A caminho da Sardenha

A Sardenha me conquistou antes mesmo de visita-la, primeiro por conta de suas paisagens arrebatadoras, com um litoral dos mais lindos do mundo, com praias preservadas de águas claras, dessas que fazem jus a definições do tipo “paradisíaca” ou  deslumbrante. Mas, para ser sincero, como sempre acontece comigo, a Sardenha me  fisgou mesmo foi é pelo estômago. Eu já havia experimentado pratos e vinhos sardos, na Itália, no Brasil e em outros países, de fregola e pecorino, a Vermentino e Vernaccia.

Componidori, para encerrar – Foto de Bruno Agostini

Essa coisa de ser uma ilha montanhosa lhe rende trunfos gastronômicos invejáveis. De iguarias marinhas preciosas, como a sua bottarga, e toda a sorte de peixes e frutos do mar;  até chegar aos sabores cultivados no alto de suas colinas, o rebanho de ovelhas e carneiros que entregam queijos e carne muito especial, com tempero natural da relva fresca que lhe alimenta – e que vira churrasco, acomodado sobre folhas de mirto, planta que também vira o mais famoso licor ilhéu.

Vôngole al Vernaccia, para começar – Foto de Bruno Agostini

Sorte mesmo eu dei foi em conhecer o sardo Silvio Podda, chef e sócio da Casa do Sardo (e também da trattoria e da padaria-sorveteria, todos na mesma Rua São Cristóvão, no bairro imperial de mesmo nome). Silvio é um nobre, grande cozinheiro e um excelente parceiro à mesa, sempre contando histórias de sua terra natal, deliciosamente pitoresca, bonita na forma e no conteúdo.

O pargo, segundo ato do menu al Vernaccia – Foto de Bruno Agostini

Como escrevi outro dia, anunciando a viagem que começa hoje.

Tiramisu impecável, dos melhores da cidade, com mascarpone caseiro – Foto de Bruno Agostini

“Pureza e simplicidade, uma busca intensa dos melhores ingredientes, uma cozinha que tem um olho no mar e outro nas montanhas, um cardápio Mediterrâneo em sua essência. Assim são os pratos da Sardenha, tão bem representados no restaurante do amigo Silvio Podda, a Casa do Sardo, em São Cristóvão, um lugar onde me emociono a cada visita. Sejam as vôngoles e pargos preparados ao vinho Vernaccia, sejam as receitas com bottarga, as massas com molhos marinhos, de peixes e frutos do mar, os queijos e embutidos, a fregola e outros produtos típicos, tudo regado aos melhores vinhos sardos. Posso dizer, assim, que este é dos meus lugares preferidos no mundo.
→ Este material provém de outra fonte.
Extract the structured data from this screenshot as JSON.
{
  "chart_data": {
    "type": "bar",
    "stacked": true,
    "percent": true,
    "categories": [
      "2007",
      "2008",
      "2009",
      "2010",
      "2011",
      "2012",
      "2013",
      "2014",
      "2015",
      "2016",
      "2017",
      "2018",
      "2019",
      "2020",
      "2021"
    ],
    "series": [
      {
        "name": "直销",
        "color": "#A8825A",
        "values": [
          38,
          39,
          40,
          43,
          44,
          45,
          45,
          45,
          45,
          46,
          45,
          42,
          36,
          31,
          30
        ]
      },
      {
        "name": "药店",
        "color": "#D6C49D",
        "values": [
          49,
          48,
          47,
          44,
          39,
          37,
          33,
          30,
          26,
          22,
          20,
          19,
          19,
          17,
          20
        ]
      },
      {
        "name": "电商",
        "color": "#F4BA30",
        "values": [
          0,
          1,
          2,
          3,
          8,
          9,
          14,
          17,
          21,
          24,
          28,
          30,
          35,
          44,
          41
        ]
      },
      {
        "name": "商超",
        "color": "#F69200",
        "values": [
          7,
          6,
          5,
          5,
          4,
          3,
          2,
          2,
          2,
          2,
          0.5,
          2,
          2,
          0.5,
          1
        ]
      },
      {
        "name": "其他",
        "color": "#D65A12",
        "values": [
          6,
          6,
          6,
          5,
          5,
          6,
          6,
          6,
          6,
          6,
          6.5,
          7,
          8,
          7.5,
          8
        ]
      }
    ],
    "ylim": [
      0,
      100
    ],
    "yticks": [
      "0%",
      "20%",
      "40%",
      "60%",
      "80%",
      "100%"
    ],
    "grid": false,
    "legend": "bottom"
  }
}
Imagine depois da viagem que faremos para a Sardenha, com início no próximo domingo, dia 24. Produtores de vinhos e alimentos, pastores de ovelhas, pescadores, e até mesmo um jogo de futebol (Cagliari x Inter de Milão) estão no roteiro, que ainda pouco sei, pois o amigo que me guia nessa jornada que promete ser incrível está fazendo mistério, quer surpresa de minha parte, e estou achando legal isso, eu que sempre programo meticulosamente minhas viagens, desde 2001, quando comecei a escrever sobre viagens, comidas e bebidas.”